Ainsi, les symboles musicaux tels que les notes, les silences, les altérations, les clés, sont reconnus par deep learning. Leur positionnement est ensuite interprété de manière cohérente grâce à l’application de règles de la notation musicale : un système contient des portées, qui contiennent des mesures. Une mesure peut commencer par un entête (clé, chiffrage et armure), puis contient des notes et silences répartis dans une ou plusieurs voix, etc.
L’hybridation du deep learning et de cette formalisation à base de règles permet d’interpréter contextuellement les symboles, en corrigeant les éventuelles erreurs de reconnaissance du deep learning et d’avoir une réelle compréhension de la partition musicale afin de produire une sortie cohérente.
Une des forces majeures du système est que l’application des règles musicales permet de pointer précisément les incohérences de reconnaissance pour solliciter l’utilisateur.
Par exemple, dans l’image ci-dessous, le système de reconnaissance ne détecte pas la première double croche mal imprimée. Mais la connaissance transmise par la portée précédente “la mesure compte 2 temps”, ajoutée à la synchronisation des notes verticalement alignées de chacune des portées des différents instruments, vont permettre de détecter une incohérence rythmique et de produire automatiquement une sollicitation utilisateur à cet endroit précis.

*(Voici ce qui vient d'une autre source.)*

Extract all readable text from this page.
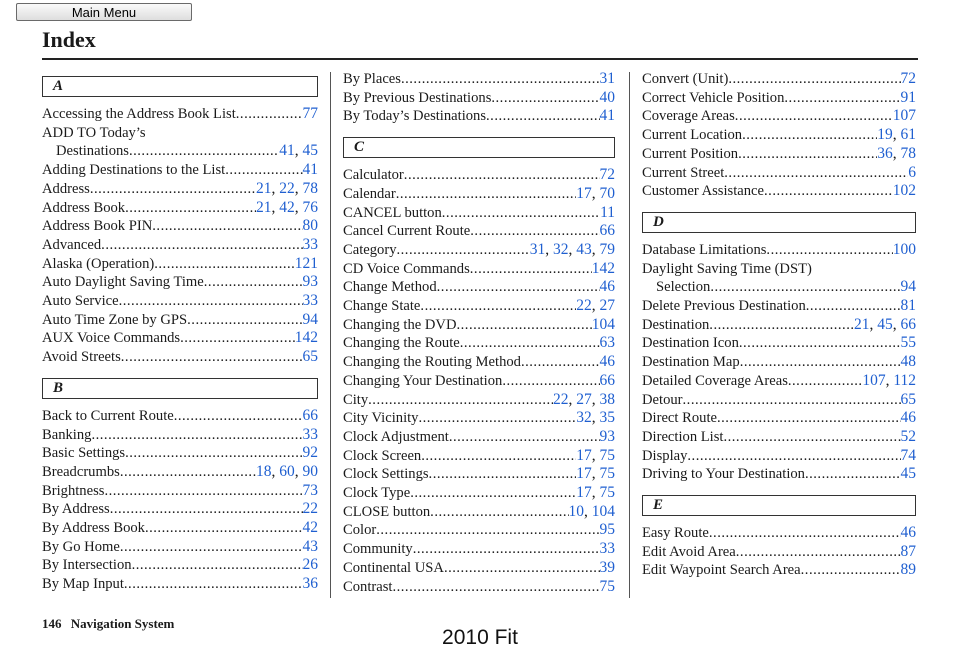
Main Menu
Index
A
Accessing the Address Book List .....	77
ADD TO Today’s
Destinations .....	41, 45
Adding Destinations to the List .....	41
Address .....	21, 22, 78
Address Book .....	21, 42, 76
Address Book PIN .....	80
Advanced .....	33
Alaska (Operation) .....	121
Auto Daylight Saving Time .....	93
Auto Service .....	33
Auto Time Zone by GPS .....	94
AUX Voice Commands .....	142
Avoid Streets .....	65
B
Back to Current Route .....	66
Banking .....	33
Basic Settings .....	92
Breadcrumbs .....	18, 60, 90
Brightness .....	73
By Address .....	22
By Address Book .....	42
By Go Home .....	43
By Intersection .....	26
By Map Input .....	36
By Places .....	31
By Previous Destinations .....	40
By Today’s Destinations .....	41
C
Calculator .....	72
Calendar .....	17, 70
CANCEL button .....	11
Cancel Current Route .....	66
Category .....	31, 32, 43, 79
CD Voice Commands .....	142
Change Method .....	46
Change State .....	22, 27
Changing the DVD .....	104
Changing the Route .....	63
Changing the Routing Method .....	46
Changing Your Destination .....	66
City .....	22, 27, 38
City Vicinity .....	32, 35
Clock Adjustment .....	93
Clock Screen .....	17, 75
Clock Settings .....	17, 75
Clock Type .....	17, 75
CLOSE button .....	10, 104
Color .....	95
Community .....	33
Continental USA .....	39
Contrast .....	75
Convert (Unit) .....	72
Correct Vehicle Position .....	91
Coverage Areas .....	107
Current Location .....	19, 61
Current Position .....	36, 78
Current Street .....	6
Customer Assistance .....	102
D
Database Limitations .....	100
Daylight Saving Time (DST)
Selection .....	94
Delete Previous Destination .....	81
Destination .....	21, 45, 66
Destination Icon .....	55
Destination Map .....	48
Detailed Coverage Areas .....	107, 112
Detour .....	65
Direct Route .....	46
Direction List .....	52
Display .....	74
Driving to Your Destination .....	45
E
Easy Route .....	46
Edit Avoid Area .....	87
Edit Waypoint Search Area .....	89
146 Navigation System
2010 Fit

La formalisation des règles permet donc de fiabiliser la reconnaissance, et en dernier recours de signaler les incohérences, l’objectif étant que l’utilisateur ait uniquement à répondre aux questions posées par le système de reconnaissance. Ceci permettra un gain de temps dans la phase de correction, puisque l’utilisateur n’aura pas à vérifier le reste de la partition si aucune autre erreur n’a été détectée par le système de reconnaissance.
Les partitions ainsi reconnues seront corrigées de manière collaborative pour produire une représentation pivot notamment nécessaire à l’alignement des partitions avec les enregistrements sonores. En collaboration avec la BnF et la Fondation Royaumont, le projet ANR CollabScore permettra la réalisation d'un démonstrateur sur l’intégralité des œuvres de Camille Saint-Saëns et d’une œuvre de Claude Debussy.
- 1Le projet CollabScore est piloté par le Cnam et porté par le Centre d’études et de recherche en informatique et communications (Cédric – Cnam), l’Institut de recherche en musicologie (IReMus – BnF/CNRS/Ministère de la culture/Sorbonne Université), l’IRISA, l’Université de Lille, la BnF et la Fondation Royaumont.